The current system uses Mutual Legal Assistance Treaties (MLATs) to allow foreign law enforcement to pass requests to their domestic counterparts, who in turn serve them on specific providers. The process is slow and sometimes frustrating for law enforcement. U.S. service providers are frequently caught in the middle – they are not only worried about violating the privacy rules of a particular country, but also about thwarting legitimate investigations. At the same time, privacy advocates rightly note that U.S. law – undergirded in many cases by the protections of the Fourth Amendment – is particularly strong and shouldn’t be abandoned.

While there are no perfect solutions to this problem, at the Center for Democracy & Technology we have argued that significant progress can made through a package of reforms focused in four areas:

  • Bilateral agreements between select nations that would allow law enforcement to go directly to a particular service provider.

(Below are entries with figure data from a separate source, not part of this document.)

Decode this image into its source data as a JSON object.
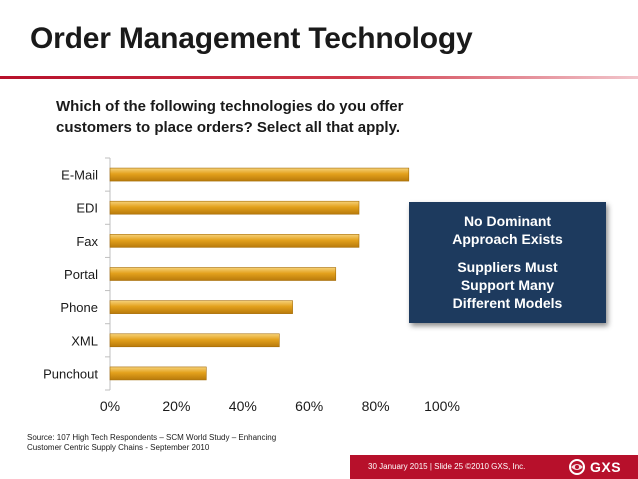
{
  "slide": {
    "title": "Order Management Technology",
    "question_line1": "Which of the following technologies do you offer",
    "question_line2": "customers to place orders?  Select all that apply."
  },
  "callout": {
    "line1": "No Dominant",
    "line2": "Approach Exists",
    "line3": "Suppliers Must",
    "line4": "Support Many",
    "line5": "Different Models"
  },
  "source": {
    "line1": "Source: 107 High Tech Respondents – SCM World Study – Enhancing",
    "line2": "Customer Centric Supply Chains - September 2010"
  },
  "footer": {
    "text": "30 January 2015  |  Slide 25  ©2010 GXS, Inc.",
    "logo": "GXS"
  },
  "colors": {
    "accent_red": "#b7102b",
    "bar_fill": "#e3a11c",
    "callout_bg": "#1d3a5e"
  },
  "chart_data": {
    "type": "bar",
    "orientation": "horizontal",
    "categories": [
      "E-Mail",
      "EDI",
      "Fax",
      "Portal",
      "Phone",
      "XML",
      "Punchout"
    ],
    "values": [
      90,
      75,
      75,
      68,
      55,
      51,
      29
    ],
    "unit": "%",
    "xlim": [
      0,
      100
    ],
    "ticks": [
      "0%",
      "20%",
      "40%",
      "60%",
      "80%",
      "100%"
    ],
    "grid": false,
    "title": "",
    "xlabel": "",
    "ylabel": ""
  }
}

These agreements must be cabined by strict privacy rules.
  • Improvements to the existing MLAT system so countries that are not eligible for direct access can still work quickly with local police in appropriate situations.
  • Improvements to domestic U.S. law that set a privacy baseline.
  • Adoption of legal changes that allow U.S. law enforcement to reach data held outside of the U.S. in appropriate circumstances.

As part of recent Congressional testimony, the Department of Justice described their own structure for bilateral agreements. Appropriately, it would authorize agreements only with countries that “provide robust protections of human rights, privacy and other fundamental freedoms” and lays out key criteria to meet that test. Unfortunately, these are only “factors” DOJ would consider; they are not requirements. To enact a strong, privacy-protective reciprocal framework within bilateral agreements between nations, each of these “factors” should be clarified and be made into “requirements”, and the evidence justifying them should be described in notice and comment procedures of the Administrative Procedure Act. DOJ must also improve the legal standards for accessing information so they more closely resemble the U.S. probable cause standard and require independent judicial review. Finally, no bilateral agreement should authorize invasive techniques like wiretapping or voluntary disclosure of metadata.

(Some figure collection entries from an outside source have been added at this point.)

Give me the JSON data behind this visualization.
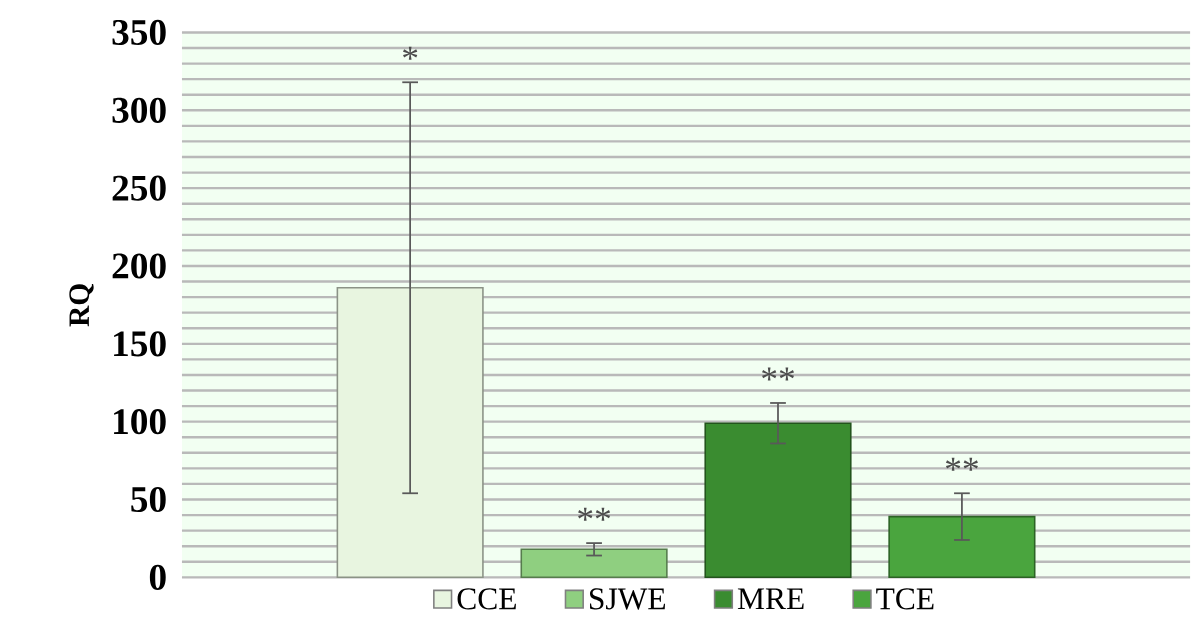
{
  "chart_data": {
    "type": "bar",
    "ylabel": "RQ",
    "categories": [
      null
    ],
    "series": [
      {
        "name": "CCE",
        "color": "#e8f5e0",
        "values": [
          186
        ],
        "errors": [
          132
        ]
      },
      {
        "name": "SJWE",
        "color": "#8fcf80",
        "values": [
          18
        ],
        "errors": [
          4
        ]
      },
      {
        "name": "MRE",
        "color": "#3a8c30",
        "values": [
          99
        ],
        "errors": [
          13
        ]
      },
      {
        "name": "TCE",
        "color": "#4aa53e",
        "values": [
          39
        ],
        "errors": [
          15
        ]
      }
    ],
    "ylim": [
      0,
      350
    ],
    "yticks": [
      0,
      {
        "value": 10,
        "label": null
      },
      {
        "value": 20,
        "label": null
      },
      {
        "value": 30,
        "label": null
      },
      {
        "value": 40,
        "label": null
      },
      50,
      {
        "value": 60,
        "label": null
      },
      {
        "value": 70,
        "label": null
      },
      {
        "value": 80,
        "label": null
      },
      {
        "value": 90,
        "label": null
      },
      100,
      {
        "value": 110,
        "label": null
      },
      {
        "value": 120,
        "label": null
      },
      {
        "value": 130,
        "label": null
      },
      {
        "value": 140,
        "label": null
      },
      150,
      {
        "value": 160,
        "label": null
      },
      {
        "value": 170,
        "label": null
      },
      {
        "value": 180,
        "label": null
      },
      {
        "value": 190,
        "label": null
      },
      200,
      {
        "value": 210,
        "label": null
      },
      {
        "value": 220,
        "label": null
      },
      {
        "value": 230,
        "label": null
      },
      {
        "value": 240,
        "label": null
      },
      250,
      {
        "value": 260,
        "label": null
      },
      {
        "value": 270,
        "label": null
      },
      {
        "value": 280,
        "label": null
      },
      {
        "value": 290,
        "label": null
      },
      300,
      {
        "value": 310,
        "label": null
      },
      {
        "value": 320,
        "label": null
      },
      {
        "value": 330,
        "label": null
      },
      {
        "value": 340,
        "label": null
      },
      350
    ],
    "annotations": [
      "*",
      "**",
      "**",
      "**"
    ],
    "grid": true,
    "legend": "bottom"
  }
}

Second, since not every nation will qualify for a bilateral agreement like the proposed DOJ plan, Congress should reform the existing MLAT process. The International Communications Privacy Act (ICPA) introduced last Congress would reform the system by requiring DOJ to create and post an MLAT request form for foreign government use; creating an online docketing system that would allow foreign governments to track the status of their MLAT requests; and reporting on an annual basis the number of MLAT requests the U.S. receives from foreign governments and makes to those governments, and the average processing time for each.

Third, Congress must set a privacy baseline in U.S. law by passing the Email Privacy Act. This legislation – which has passed the House unanimously in the last two Congresses – would require law enforcement to obtain a warrant for the content of emails. While a warrant for content is generally assumed as the default for DOJ when talking about cross-border demands, the reality is ECPA authorizes access to content with the use of a simple subpoena with notice in many circumstances. While we commend service providers and the DOJ for voluntarily following the warrant requirement laid out by the Sixth Circuit in U.S. vs. Warshak, federal statutory reform needs to codify this standard.

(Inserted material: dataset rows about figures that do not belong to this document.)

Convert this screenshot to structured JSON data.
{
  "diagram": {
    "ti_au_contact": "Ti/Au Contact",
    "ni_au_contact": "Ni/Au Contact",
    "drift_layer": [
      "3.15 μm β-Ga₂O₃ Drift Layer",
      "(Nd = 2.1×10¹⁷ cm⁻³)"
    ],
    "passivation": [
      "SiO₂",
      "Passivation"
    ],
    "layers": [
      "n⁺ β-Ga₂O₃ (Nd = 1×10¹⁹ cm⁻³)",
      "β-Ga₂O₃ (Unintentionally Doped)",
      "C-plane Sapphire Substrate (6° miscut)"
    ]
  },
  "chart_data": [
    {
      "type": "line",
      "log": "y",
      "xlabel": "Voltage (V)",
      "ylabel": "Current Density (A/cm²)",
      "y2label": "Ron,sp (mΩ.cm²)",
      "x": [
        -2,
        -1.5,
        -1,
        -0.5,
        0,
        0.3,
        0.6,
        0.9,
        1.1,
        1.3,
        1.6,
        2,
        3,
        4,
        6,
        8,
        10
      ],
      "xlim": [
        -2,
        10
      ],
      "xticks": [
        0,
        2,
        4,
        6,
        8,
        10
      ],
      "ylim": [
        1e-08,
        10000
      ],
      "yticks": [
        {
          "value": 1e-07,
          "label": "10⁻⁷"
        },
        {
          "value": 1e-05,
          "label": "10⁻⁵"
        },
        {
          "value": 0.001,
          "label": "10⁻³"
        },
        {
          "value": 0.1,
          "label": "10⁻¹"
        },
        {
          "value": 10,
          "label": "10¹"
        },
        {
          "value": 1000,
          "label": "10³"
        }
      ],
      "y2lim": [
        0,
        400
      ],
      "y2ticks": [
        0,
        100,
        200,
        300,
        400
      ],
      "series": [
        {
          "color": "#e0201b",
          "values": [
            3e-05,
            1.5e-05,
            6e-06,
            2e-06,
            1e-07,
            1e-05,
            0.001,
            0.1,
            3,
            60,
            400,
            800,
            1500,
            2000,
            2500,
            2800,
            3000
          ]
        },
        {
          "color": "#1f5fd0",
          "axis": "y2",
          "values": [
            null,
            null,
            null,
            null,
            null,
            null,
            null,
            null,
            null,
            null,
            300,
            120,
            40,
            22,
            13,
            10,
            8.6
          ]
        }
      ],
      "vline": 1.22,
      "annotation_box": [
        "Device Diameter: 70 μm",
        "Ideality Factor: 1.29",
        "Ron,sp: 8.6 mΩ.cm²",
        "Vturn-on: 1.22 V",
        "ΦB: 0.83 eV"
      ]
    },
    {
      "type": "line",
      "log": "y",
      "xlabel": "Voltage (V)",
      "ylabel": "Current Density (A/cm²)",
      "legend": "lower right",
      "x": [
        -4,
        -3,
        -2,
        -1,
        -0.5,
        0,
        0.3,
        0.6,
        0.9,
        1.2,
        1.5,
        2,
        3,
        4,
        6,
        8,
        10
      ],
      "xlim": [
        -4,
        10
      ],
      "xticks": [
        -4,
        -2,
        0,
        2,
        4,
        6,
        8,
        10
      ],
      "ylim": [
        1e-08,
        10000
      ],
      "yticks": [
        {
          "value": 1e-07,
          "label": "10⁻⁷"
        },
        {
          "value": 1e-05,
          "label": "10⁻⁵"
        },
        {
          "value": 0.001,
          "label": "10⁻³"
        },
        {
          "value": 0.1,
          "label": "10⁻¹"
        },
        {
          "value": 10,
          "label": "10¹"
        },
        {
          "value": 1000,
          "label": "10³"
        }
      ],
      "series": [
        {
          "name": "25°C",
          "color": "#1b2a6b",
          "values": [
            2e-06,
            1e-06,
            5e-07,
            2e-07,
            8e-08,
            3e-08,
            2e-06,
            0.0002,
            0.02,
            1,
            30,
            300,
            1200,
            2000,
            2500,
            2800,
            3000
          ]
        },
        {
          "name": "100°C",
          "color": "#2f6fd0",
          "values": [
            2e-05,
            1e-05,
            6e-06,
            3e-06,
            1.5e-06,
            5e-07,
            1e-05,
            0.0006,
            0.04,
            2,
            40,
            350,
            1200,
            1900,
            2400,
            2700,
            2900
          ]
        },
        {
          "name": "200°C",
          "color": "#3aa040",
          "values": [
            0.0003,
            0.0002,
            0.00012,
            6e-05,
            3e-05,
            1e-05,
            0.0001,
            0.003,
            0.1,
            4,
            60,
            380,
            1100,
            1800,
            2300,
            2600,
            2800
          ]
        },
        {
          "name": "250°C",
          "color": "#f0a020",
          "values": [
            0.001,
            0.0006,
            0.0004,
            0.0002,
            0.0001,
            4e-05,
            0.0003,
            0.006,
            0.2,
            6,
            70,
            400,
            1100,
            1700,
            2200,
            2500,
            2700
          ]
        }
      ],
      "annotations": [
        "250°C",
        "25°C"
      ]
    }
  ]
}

Finally, any proposal should address how the U.S. accesses data held outside the country. We have to move away from the use of the location of data as a standard and establish a rule for the scope of U.S. warrants that turns on the nationality and location of the subscriber or customer whose data are sought. It should also respect other nations’ interests by deferring to them when bilateral agreements are in place.

Sorting out the appropriate policy response for the cross-border flow of data is fraught, involving the interrelationship of complicated systems and legal doctrines. However, we believe a legislative proposal that includes these four proposals can make significant inroads toward respecting the comity between nations, speeding lawful access by government to electronic communications and protecting individual privacy.